La lutte contre les ingérences étrangères, surtout l’année des Jeux olympiques et dans un contexte géopolitique européen et mondial plus qu’incertain, est à nos yeux nécessaire. De l’affaire Pegasus aux kompromats russes, toutes les ingérences étrangères ont pour objectif de déstabiliser les démocraties, au moment même où elles sont déjà fortement fragilisées – et, soit dit en passant, elles ne le sont pas uniquement par les ingérences étrangères.

L’article 1er de la proposition de loi crée un registre des acteurs influant sur la vie publique française pour le compte d’une puissance étrangère. Pour assurer une plus grande efficacité et une meilleure visibilité, l’ONG Transparency International préconise plutôt une extension du répertoire existant des représentants d’intérêts. Contrairement à une idée avancée dans le rapport de la délégation parlementaire au renseignement, le répertoire des représentants d’intérêts tenu par la Haute Autorité pour la transparence de la vie publique ne trace pas uniquement les actions de lobbying économique. En 2016, le législateur avait choisi de ne pas distinguer intérêts matériels et immatériels ; ce répertoire peut donc tout à fait enregistrer l’action de représentants des intérêts des autorités publiques étrangères. S’il était étendu, il serait un formidable outil de prévention des ingérences étrangères. Il serait encore plus efficace si la proposition de loi des députés Untermaier et Le Gendre relative au répertoire numérique des représentants d’intérêts, qui vise notamment à étendre la définition des représentants d’intérêt, à préciser les informations demandées et à augmenter la fréquence des déclarations, était adoptée.
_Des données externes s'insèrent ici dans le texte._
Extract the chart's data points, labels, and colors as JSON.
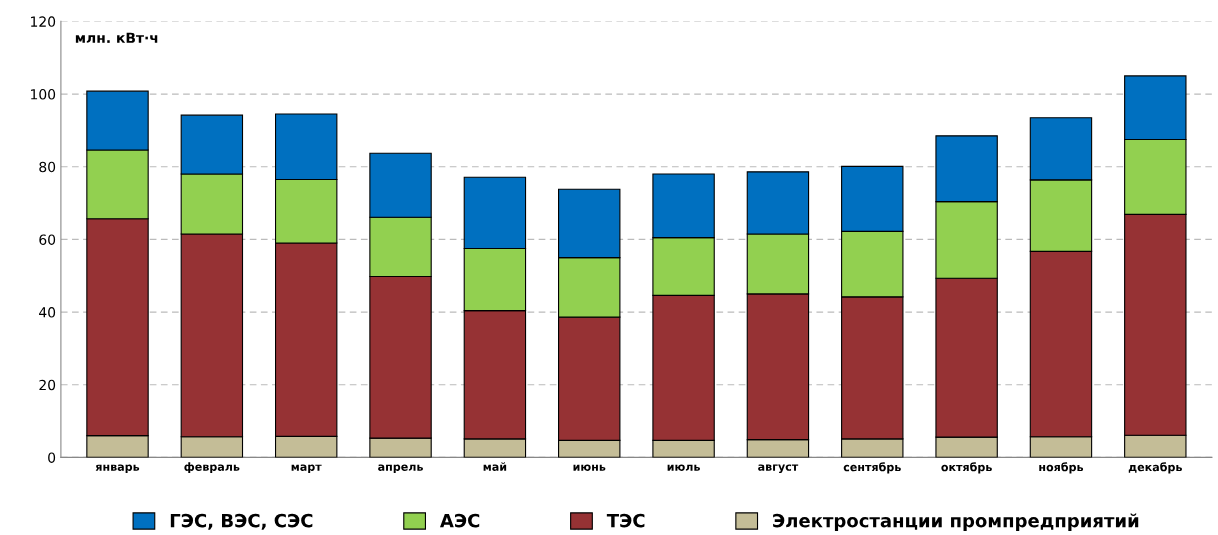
{
  "chart_data": {
    "type": "bar",
    "stacked": true,
    "ylabel": "млн. кВт·ч",
    "categories": [
      "январь",
      "февраль",
      "март",
      "апрель",
      "май",
      "июнь",
      "июль",
      "август",
      "сентябрь",
      "октябрь",
      "ноябрь",
      "декабрь"
    ],
    "series": [
      {
        "name": "Электростанции промпредприятий",
        "color": "#c4bd97",
        "values": [
          6.0,
          5.7,
          5.8,
          5.3,
          5.1,
          4.7,
          4.7,
          4.9,
          5.1,
          5.6,
          5.7,
          6.1
        ]
      },
      {
        "name": "ТЭС",
        "color": "#963234",
        "values": [
          59.7,
          55.8,
          53.2,
          44.5,
          35.3,
          33.9,
          39.9,
          40.1,
          39.1,
          43.7,
          51.0,
          60.8
        ]
      },
      {
        "name": "АЭС",
        "color": "#92d050",
        "values": [
          18.9,
          16.5,
          17.5,
          16.3,
          17.1,
          16.4,
          15.9,
          16.5,
          18.0,
          21.1,
          19.7,
          20.6
        ]
      },
      {
        "name": "ГЭС, ВЭС, СЭС",
        "color": "#0070c0",
        "values": [
          16.2,
          16.2,
          18.0,
          17.6,
          19.6,
          18.8,
          17.5,
          17.1,
          17.9,
          18.1,
          17.1,
          17.5
        ]
      }
    ],
    "ylim": [
      0,
      120
    ],
    "yticks": [
      0,
      20,
      40,
      60,
      80,
      100,
      120
    ],
    "grid": "y",
    "legend": "bottom"
  }
}
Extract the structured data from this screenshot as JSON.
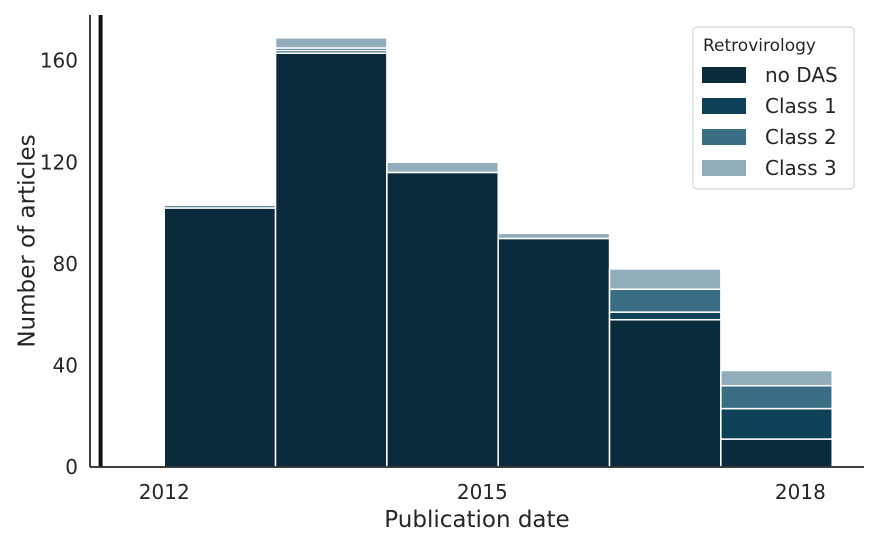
{
  "chart_data": {
    "type": "bar",
    "stacked": true,
    "xlabel": "Publication date",
    "ylabel": "Number of articles",
    "xtick_labels": [
      "2012",
      "2015",
      "2018"
    ],
    "yticks": [
      0,
      40,
      80,
      120,
      160
    ],
    "ylim": [
      0,
      178
    ],
    "categories": [
      "2012",
      "2013",
      "2014",
      "2015",
      "2016",
      "2017"
    ],
    "series": [
      {
        "name": "no DAS",
        "color": "#0a2b3c",
        "values": [
          102,
          163,
          116,
          90,
          58,
          11
        ]
      },
      {
        "name": "Class 1",
        "color": "#0e4057",
        "values": [
          0,
          1,
          0,
          0,
          3,
          12
        ]
      },
      {
        "name": "Class 2",
        "color": "#3a6e84",
        "values": [
          1,
          1,
          0,
          0,
          9,
          9
        ]
      },
      {
        "name": "Class 3",
        "color": "#91adbb",
        "values": [
          0,
          4,
          4,
          2,
          8,
          6
        ]
      }
    ],
    "legend": {
      "title": "Retrovirology",
      "position": "top-right"
    },
    "reference_line": {
      "x": "2011.4",
      "color": "#111111"
    },
    "grid": false
  }
}
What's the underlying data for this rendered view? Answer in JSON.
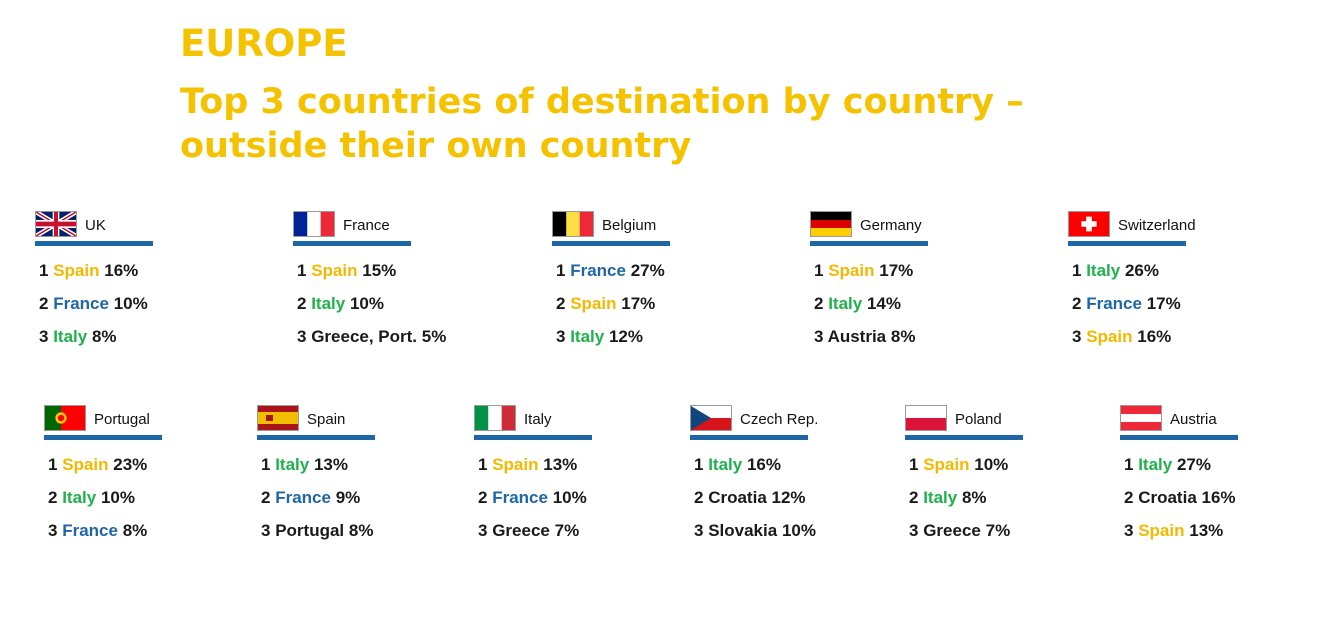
{
  "title": "EUROPE",
  "subtitle_line1": "Top 3 countries of destination by country –",
  "subtitle_line2": "outside their own country",
  "colors": {
    "title": "#f5c200",
    "underline": "#1f66a6",
    "spain": "#f5b800",
    "france": "#1f66a6",
    "italy": "#1db34a",
    "other": "#1a1a1a"
  },
  "countries": [
    {
      "name": "UK",
      "flag": "uk-flag",
      "top3": [
        {
          "rank": "1",
          "country": "Spain",
          "pct": "16%",
          "color": "#f5b800"
        },
        {
          "rank": "2",
          "country": "France",
          "pct": "10%",
          "color": "#1f66a6"
        },
        {
          "rank": "3",
          "country": "Italy",
          "pct": "8%",
          "color": "#1db34a"
        }
      ]
    },
    {
      "name": "France",
      "flag": "france-flag",
      "top3": [
        {
          "rank": "1",
          "country": "Spain",
          "pct": "15%",
          "color": "#f5b800"
        },
        {
          "rank": "2",
          "country": "Italy",
          "pct": "10%",
          "color": "#1db34a"
        },
        {
          "rank": "3",
          "country": "Greece, Port.",
          "pct": "5%",
          "color": "#1a1a1a"
        }
      ]
    },
    {
      "name": "Belgium",
      "flag": "belgium-flag",
      "top3": [
        {
          "rank": "1",
          "country": "France",
          "pct": "27%",
          "color": "#1f66a6"
        },
        {
          "rank": "2",
          "country": "Spain",
          "pct": "17%",
          "color": "#f5b800"
        },
        {
          "rank": "3",
          "country": "Italy",
          "pct": "12%",
          "color": "#1db34a"
        }
      ]
    },
    {
      "name": "Germany",
      "flag": "germany-flag",
      "top3": [
        {
          "rank": "1",
          "country": "Spain",
          "pct": "17%",
          "color": "#f5b800"
        },
        {
          "rank": "2",
          "country": "Italy",
          "pct": "14%",
          "color": "#1db34a"
        },
        {
          "rank": "3",
          "country": "Austria",
          "pct": "8%",
          "color": "#1a1a1a"
        }
      ]
    },
    {
      "name": "Switzerland",
      "flag": "switzerland-flag",
      "top3": [
        {
          "rank": "1",
          "country": "Italy",
          "pct": "26%",
          "color": "#1db34a"
        },
        {
          "rank": "2",
          "country": "France",
          "pct": "17%",
          "color": "#1f66a6"
        },
        {
          "rank": "3",
          "country": "Spain",
          "pct": "16%",
          "color": "#f5b800"
        }
      ]
    },
    {
      "name": "Portugal",
      "flag": "portugal-flag",
      "top3": [
        {
          "rank": "1",
          "country": "Spain",
          "pct": "23%",
          "color": "#f5b800"
        },
        {
          "rank": "2",
          "country": "Italy",
          "pct": "10%",
          "color": "#1db34a"
        },
        {
          "rank": "3",
          "country": "France",
          "pct": "8%",
          "color": "#1f66a6"
        }
      ]
    },
    {
      "name": "Spain",
      "flag": "spain-flag",
      "top3": [
        {
          "rank": "1",
          "country": "Italy",
          "pct": "13%",
          "color": "#1db34a"
        },
        {
          "rank": "2",
          "country": "France",
          "pct": "9%",
          "color": "#1f66a6"
        },
        {
          "rank": "3",
          "country": "Portugal",
          "pct": "8%",
          "color": "#1a1a1a"
        }
      ]
    },
    {
      "name": "Italy",
      "flag": "italy-flag",
      "top3": [
        {
          "rank": "1",
          "country": "Spain",
          "pct": "13%",
          "color": "#f5b800"
        },
        {
          "rank": "2",
          "country": "France",
          "pct": "10%",
          "color": "#1f66a6"
        },
        {
          "rank": "3",
          "country": "Greece",
          "pct": "7%",
          "color": "#1a1a1a"
        }
      ]
    },
    {
      "name": "Czech Rep.",
      "flag": "czech-flag",
      "top3": [
        {
          "rank": "1",
          "country": "Italy",
          "pct": "16%",
          "color": "#1db34a"
        },
        {
          "rank": "2",
          "country": "Croatia",
          "pct": "12%",
          "color": "#1a1a1a"
        },
        {
          "rank": "3",
          "country": "Slovakia",
          "pct": "10%",
          "color": "#1a1a1a"
        }
      ]
    },
    {
      "name": "Poland",
      "flag": "poland-flag",
      "top3": [
        {
          "rank": "1",
          "country": "Spain",
          "pct": "10%",
          "color": "#f5b800"
        },
        {
          "rank": "2",
          "country": "Italy",
          "pct": "8%",
          "color": "#1db34a"
        },
        {
          "rank": "3",
          "country": "Greece",
          "pct": "7%",
          "color": "#1a1a1a"
        }
      ]
    },
    {
      "name": "Austria",
      "flag": "austria-flag",
      "top3": [
        {
          "rank": "1",
          "country": "Italy",
          "pct": "27%",
          "color": "#1db34a"
        },
        {
          "rank": "2",
          "country": "Croatia",
          "pct": "16%",
          "color": "#1a1a1a"
        },
        {
          "rank": "3",
          "country": "Spain",
          "pct": "13%",
          "color": "#f5b800"
        }
      ]
    }
  ]
}
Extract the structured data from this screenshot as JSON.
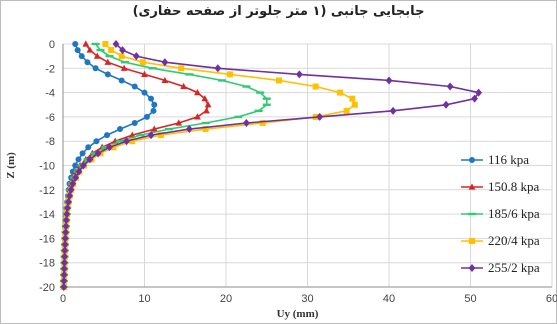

La lutte contre les ingérences étrangères est à prendre au sérieux. La fin ne saurait donc justifier les moyens. Nous sommes résolument opposés à l’article 3, qui permet aux services de renseignement de recourir à la technique de l’algorithme, aujourd’hui uniquement autorisée dans le cadre de la lutte contre le terrorisme. Cet article n’apporte pas assez de garanties concernant la protection des droits et libertés fondamentales. Quels seront les biais algorithmiques de cet outil ? Qui en aura l’usage ? De surcroît, il serait possible de recourir à cette technique dans le cadre, beaucoup trop large, de la prévention de toute forme d’ingérence étrangère.

Nous savons combien l’utilisation de dispositifs exceptionnels sans contre-pouvoir peut porter atteinte aux libertés. Les dérives constatées dans le cadre de la lutte contre le terrorisme ont été largement documentées, notamment par le Défenseur des droits et par la Commission nationale consultative des droits de l’homme (CNCDH). Si des mesures de surveillance algorithmique apparaissent comme des solutions envisageables dans un contexte de réémergence des conflits interétatiques dans le territoire européen, nous ne pouvons que craindre que, comme toutes les dispositions relatives à la lutte contre le terrorisme, elles soient pérennisées et inscrites dans le droit commun, manifestant ainsi la dérive autoritaire et répressive de l’État.

Enfin, nous nous devons de signaler que l’une des principales limites de l’article réside dans l’absence de toute étude d’impact de ce dispositif, notamment sur le secret des sources des journalistes et sur le respect des libertés politiques des citoyens. Cette absence est d’autant plus grave que le Parlement n’a pas encore eu l’occasion d’examiner le rapport sur la mise en application de la loi du 30 juillet 2021 relative à la prévention d’actes de terrorisme et au renseignement, qui sera remis en juillet 2024.

La proposition de loi, en particulier son article 3, soulève donc les questions de la surveillance gouvernementale et de l’équilibre entre la sécurité nationale et les droits individuels.

En conclusion, nous souhaitons souligner combien la prévention des ingérences étrangères doit se faire dans le cadre du droit commun applicable à tous les types d’influence sur l’action publique. Rappelons que des régimes autocratiques et quelques démocraties sur la pente illibérale profitent de cette lutte légitime pour museler l’opposition politique et pénaliser avant tout la société civile et les contre-pouvoirs.

Pour toutes ces raisons, nous comptons pour l’instant nous abstenir sur ce texte, tout en espérant que lors de l’examen de l’article 3, M. le rapporteur et les députés de la majorité feront des avancées en faveur de nos libertés.